Evidently the Right Stuff

Q: How is evidence introduced at trial?


A: In our ongoing, and ever interrupted, series on the criminal trial, we have gone through arrest, grand jury, indictment, voire dire, and even opening statements. The trial has begun, but now what?

Much can be said about the topic of evidence. There is direct evidence, circumstantial evidence, hearsay evidence (not all of which is forbidden at trial), character evidence, etc. But we are concerned with the question of precisely how that evidence makes it into the trial process.

To answer the question, we need to back up a step. Recall from our discussion of the aptly named, “pre-trial period” that one of the things done during that time was the exchange of motions. Typically, the aim of these motions is to permit or exclude various pieces of evidence. One of my favorite motions is called, the Motion in Limine (prounounced, “lieh-mn-ee”). Literally, that is a motion “at the outset.”

I will probably catch it from some of my colleagues of the Bar for being so mundane with this explanation, but a Motion in Limine is essentially a catch-all, last minute, just-before-the-gavel-slams motion that does not fit any other category of motions. You see, during the pre-trial period, there are dates certain by which parties are to make various types of motions. Attorneys can file “Motions to Suppress Evidence” in order to prevent evidence from gaining admission at trial. A “Motion to Compel” asks the court to….well, compel one party to give the other a particular piece of information or evidence.

But, Motions in Limine are typically made late in the game, just before trial starts, and have a number of issues that need to be addressed before a jury starts hearing things that might corrupt their unprejudiced minds. A Motion in Limine can be made to press or guard against the admission of a particular piece of evidence.

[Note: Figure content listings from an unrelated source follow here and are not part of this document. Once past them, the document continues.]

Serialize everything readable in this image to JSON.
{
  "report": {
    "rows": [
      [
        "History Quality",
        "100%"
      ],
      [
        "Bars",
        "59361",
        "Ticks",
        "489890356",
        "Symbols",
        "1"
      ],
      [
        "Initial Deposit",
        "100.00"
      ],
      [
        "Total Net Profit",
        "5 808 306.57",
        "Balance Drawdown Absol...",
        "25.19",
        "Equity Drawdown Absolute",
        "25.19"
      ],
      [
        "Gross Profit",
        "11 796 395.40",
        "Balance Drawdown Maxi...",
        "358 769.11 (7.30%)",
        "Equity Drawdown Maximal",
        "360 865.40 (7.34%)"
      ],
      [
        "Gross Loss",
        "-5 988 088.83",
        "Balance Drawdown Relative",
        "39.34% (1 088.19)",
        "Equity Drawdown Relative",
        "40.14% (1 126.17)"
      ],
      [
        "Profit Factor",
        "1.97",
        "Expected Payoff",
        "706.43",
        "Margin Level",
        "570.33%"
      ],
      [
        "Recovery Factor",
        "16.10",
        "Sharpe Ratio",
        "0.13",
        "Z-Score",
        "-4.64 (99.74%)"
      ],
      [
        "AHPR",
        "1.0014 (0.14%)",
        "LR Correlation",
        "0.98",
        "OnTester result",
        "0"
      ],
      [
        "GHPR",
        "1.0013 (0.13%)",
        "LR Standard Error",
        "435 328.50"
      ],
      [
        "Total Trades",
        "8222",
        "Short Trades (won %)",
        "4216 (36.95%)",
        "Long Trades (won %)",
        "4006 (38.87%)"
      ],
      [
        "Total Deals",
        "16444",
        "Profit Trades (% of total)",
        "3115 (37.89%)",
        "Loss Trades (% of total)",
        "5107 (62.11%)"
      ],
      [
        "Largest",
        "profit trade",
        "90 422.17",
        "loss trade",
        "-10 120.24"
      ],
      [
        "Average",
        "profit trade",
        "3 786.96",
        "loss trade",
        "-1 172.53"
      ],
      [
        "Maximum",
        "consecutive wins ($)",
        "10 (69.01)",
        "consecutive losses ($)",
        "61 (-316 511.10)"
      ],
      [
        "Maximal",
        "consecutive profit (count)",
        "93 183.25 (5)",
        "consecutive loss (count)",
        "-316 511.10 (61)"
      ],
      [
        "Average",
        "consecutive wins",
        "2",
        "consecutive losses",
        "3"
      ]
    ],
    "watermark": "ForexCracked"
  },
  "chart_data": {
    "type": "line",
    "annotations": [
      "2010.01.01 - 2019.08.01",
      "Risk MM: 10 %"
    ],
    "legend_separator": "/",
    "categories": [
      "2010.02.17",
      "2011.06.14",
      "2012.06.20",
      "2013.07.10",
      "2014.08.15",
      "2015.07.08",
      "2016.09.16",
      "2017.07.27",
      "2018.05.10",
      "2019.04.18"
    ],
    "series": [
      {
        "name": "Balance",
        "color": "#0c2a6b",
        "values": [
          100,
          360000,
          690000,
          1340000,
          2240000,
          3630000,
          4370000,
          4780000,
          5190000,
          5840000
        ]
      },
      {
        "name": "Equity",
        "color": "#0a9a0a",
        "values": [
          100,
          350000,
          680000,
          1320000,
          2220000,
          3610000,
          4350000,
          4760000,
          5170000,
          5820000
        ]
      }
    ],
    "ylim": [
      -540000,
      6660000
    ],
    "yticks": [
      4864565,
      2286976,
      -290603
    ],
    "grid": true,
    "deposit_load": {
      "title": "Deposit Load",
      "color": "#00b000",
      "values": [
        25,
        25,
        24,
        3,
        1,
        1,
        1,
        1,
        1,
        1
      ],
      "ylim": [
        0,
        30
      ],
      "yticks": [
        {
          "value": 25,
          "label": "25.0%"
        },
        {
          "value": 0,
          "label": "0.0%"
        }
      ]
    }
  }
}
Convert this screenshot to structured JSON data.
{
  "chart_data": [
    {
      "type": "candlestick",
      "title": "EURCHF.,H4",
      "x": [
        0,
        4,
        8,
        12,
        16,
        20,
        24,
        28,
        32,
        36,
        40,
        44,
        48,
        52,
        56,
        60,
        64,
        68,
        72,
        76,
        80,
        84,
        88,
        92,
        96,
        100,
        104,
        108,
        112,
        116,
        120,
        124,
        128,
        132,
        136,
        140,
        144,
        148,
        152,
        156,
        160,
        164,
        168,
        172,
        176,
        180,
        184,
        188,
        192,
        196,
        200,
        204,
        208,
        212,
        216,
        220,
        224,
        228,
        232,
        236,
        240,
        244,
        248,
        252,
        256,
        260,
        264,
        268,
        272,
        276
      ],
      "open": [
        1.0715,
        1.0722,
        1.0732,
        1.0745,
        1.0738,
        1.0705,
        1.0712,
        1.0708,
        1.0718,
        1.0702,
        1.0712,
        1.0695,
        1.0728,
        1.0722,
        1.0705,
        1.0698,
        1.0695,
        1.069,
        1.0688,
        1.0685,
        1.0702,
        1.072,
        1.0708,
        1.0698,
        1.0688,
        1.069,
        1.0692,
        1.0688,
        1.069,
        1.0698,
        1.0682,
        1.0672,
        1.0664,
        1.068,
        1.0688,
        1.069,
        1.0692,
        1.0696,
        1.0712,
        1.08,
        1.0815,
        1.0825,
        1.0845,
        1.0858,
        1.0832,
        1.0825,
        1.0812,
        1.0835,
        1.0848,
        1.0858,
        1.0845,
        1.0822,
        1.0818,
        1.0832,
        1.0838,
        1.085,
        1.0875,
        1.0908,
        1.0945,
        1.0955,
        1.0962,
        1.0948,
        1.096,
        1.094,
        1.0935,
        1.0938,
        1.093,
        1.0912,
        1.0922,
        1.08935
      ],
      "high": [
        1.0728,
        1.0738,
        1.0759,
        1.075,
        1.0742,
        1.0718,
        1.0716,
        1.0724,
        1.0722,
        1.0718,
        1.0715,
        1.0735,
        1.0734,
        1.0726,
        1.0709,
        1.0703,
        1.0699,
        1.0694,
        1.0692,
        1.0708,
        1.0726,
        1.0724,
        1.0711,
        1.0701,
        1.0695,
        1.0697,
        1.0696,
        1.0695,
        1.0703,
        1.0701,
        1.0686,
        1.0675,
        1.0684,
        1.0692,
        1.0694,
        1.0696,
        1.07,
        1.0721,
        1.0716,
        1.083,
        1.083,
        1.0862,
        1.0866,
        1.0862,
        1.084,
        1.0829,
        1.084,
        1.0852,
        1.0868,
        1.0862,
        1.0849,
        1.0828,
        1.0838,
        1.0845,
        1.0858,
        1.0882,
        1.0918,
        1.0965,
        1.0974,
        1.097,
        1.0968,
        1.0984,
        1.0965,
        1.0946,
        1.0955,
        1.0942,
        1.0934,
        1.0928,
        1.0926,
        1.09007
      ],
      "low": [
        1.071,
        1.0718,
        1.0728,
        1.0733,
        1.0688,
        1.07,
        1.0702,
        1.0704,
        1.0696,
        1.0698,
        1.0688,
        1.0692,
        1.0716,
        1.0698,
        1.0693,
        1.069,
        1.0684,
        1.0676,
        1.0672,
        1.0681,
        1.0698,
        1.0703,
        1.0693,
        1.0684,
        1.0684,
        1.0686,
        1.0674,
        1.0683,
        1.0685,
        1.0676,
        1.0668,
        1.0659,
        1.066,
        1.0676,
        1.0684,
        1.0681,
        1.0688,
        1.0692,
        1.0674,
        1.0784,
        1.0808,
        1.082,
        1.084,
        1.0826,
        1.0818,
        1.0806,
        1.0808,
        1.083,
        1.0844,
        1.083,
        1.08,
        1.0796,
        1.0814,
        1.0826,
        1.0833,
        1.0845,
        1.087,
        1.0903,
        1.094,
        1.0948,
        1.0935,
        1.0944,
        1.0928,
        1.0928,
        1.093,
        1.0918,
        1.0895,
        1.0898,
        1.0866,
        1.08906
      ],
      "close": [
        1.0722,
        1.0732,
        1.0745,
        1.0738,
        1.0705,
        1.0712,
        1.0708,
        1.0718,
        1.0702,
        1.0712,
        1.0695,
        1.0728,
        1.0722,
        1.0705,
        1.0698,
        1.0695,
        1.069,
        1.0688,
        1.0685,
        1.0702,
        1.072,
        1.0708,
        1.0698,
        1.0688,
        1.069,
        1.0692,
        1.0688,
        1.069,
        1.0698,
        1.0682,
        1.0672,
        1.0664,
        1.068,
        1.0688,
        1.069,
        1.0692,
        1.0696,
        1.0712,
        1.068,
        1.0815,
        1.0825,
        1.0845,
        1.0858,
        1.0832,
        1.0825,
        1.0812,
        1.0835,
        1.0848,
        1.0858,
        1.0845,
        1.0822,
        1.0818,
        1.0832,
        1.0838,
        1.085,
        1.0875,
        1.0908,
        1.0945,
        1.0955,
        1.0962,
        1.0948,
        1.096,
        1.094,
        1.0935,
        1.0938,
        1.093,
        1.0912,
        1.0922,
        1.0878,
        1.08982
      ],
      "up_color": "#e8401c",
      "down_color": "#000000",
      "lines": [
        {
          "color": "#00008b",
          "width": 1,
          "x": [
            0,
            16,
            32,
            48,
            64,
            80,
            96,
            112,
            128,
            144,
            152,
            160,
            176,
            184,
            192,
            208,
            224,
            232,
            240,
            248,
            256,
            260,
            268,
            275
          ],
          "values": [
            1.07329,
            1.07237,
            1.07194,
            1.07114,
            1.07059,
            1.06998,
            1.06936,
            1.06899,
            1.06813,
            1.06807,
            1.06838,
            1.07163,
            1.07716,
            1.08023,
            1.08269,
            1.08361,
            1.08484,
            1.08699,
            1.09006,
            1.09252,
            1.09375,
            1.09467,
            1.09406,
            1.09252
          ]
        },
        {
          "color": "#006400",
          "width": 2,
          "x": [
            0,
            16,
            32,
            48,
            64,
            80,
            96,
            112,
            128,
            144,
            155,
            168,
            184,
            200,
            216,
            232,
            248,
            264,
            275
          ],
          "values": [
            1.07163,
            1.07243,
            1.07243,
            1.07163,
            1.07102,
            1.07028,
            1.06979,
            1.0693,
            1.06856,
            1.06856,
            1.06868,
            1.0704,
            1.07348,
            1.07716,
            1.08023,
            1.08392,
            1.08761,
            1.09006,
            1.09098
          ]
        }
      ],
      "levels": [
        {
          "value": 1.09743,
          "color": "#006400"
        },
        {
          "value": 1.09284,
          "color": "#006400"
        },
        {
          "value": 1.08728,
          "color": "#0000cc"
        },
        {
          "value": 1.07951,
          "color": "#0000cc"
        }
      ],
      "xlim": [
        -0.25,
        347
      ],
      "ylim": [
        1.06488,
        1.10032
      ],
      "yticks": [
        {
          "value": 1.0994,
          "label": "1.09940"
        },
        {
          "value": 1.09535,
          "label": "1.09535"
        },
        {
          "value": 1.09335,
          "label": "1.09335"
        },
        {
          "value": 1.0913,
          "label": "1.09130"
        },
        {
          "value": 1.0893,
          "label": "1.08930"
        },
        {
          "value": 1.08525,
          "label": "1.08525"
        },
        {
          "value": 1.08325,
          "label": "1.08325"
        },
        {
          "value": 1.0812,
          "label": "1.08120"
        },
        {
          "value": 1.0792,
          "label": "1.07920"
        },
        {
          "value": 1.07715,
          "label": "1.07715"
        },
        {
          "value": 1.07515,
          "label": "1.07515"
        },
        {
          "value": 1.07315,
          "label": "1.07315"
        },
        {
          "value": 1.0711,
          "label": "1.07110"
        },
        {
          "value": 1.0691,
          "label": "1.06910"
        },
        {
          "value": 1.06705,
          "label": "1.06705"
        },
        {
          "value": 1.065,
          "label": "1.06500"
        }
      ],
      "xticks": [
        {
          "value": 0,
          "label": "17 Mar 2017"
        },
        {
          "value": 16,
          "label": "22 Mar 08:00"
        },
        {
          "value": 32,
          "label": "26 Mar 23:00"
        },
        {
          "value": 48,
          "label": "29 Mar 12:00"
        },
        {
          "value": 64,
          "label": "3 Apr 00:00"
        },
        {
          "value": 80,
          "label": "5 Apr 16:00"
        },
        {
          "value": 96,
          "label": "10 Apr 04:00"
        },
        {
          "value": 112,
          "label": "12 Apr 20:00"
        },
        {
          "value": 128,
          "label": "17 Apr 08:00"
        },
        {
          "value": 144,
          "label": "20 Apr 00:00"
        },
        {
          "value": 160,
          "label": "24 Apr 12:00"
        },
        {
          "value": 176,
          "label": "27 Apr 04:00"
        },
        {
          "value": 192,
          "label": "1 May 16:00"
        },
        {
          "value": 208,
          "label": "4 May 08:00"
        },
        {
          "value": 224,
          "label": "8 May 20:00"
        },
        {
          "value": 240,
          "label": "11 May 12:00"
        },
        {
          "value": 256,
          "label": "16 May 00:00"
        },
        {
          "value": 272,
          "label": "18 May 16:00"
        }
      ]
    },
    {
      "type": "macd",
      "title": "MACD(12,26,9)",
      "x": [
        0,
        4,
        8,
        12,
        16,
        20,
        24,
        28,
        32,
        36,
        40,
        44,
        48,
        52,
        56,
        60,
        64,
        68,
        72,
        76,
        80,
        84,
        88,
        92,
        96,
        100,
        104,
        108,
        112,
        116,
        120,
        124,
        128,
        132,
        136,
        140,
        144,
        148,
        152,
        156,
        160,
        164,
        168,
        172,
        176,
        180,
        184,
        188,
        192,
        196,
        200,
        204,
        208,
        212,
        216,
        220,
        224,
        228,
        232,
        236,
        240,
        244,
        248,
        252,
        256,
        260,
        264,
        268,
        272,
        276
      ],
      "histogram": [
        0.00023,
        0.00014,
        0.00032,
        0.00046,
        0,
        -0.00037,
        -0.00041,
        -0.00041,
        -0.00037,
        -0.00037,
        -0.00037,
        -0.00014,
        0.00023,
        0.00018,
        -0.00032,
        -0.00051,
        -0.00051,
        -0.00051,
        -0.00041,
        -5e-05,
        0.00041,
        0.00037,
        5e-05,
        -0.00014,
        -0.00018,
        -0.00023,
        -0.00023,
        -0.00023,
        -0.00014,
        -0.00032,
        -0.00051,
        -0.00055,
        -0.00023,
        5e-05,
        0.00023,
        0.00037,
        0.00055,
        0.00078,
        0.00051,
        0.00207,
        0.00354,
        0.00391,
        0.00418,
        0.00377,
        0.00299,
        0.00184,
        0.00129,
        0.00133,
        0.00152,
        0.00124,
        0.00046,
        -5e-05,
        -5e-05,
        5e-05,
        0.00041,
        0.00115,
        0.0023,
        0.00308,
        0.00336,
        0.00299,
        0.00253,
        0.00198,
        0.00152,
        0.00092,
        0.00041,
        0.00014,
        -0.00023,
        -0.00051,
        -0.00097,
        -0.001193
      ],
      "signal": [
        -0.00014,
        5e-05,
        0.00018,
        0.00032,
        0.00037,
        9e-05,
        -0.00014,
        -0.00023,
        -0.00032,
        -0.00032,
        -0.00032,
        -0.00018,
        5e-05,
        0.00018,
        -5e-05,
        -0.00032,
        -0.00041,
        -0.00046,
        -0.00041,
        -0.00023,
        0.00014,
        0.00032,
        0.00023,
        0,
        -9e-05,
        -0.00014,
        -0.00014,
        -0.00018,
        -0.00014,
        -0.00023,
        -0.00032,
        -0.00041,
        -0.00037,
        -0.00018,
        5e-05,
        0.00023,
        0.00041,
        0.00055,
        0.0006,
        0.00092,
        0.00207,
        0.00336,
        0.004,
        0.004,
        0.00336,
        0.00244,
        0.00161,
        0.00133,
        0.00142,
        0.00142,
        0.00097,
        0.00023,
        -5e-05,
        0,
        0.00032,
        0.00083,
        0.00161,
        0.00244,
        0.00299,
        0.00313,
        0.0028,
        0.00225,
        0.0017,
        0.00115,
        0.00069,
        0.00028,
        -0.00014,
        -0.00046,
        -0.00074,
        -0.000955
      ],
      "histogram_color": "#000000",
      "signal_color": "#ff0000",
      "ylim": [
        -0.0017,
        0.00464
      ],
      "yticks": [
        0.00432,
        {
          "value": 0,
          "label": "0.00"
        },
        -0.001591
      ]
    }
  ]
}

Once the Motions in Limine are decided, evidence comes in from two main sources: testimony and “stuff.” Testimonial evidence is exactly what it sounds like. Someone is sworn to tell the truth, the whole truth, and nothing but the truth and asked a series of questions designed to elicit the evidence that the questioner wants relayed to the jury.

The highly technical term of art, “stuff” I have made up to describe evidence in the form of documents, materials, physical objects (bullets, axes, clothing, etc.), or photographs. Unfortunately, “stuff” evidence is not typically self-authenticating. Thus, the use of testimonial evidence to authenticate (i.e., vouch that the thing is what it purports to be) the “stuff” must be used.

To explain how this is done would be to reveal one of the tricks of the trade we lawyers learn in law school. Since I do not want to take business away from our nation’s law schools, suffice to say, an attorney asks a variety of questions about the “stuff,” moves for its admission, and, if within the parameters of the super secret Rules of Evidence (which are available for your review at your local public law library), the court will admit the “stuff” into evidence.

Once the evidence is introduced, the jury can consider it – both during the trial, as well as when deliberating. That is all that they can consider. Now you can probably see why attorneys work so diligently to ensure that just the right “stuff” is presented to the jury.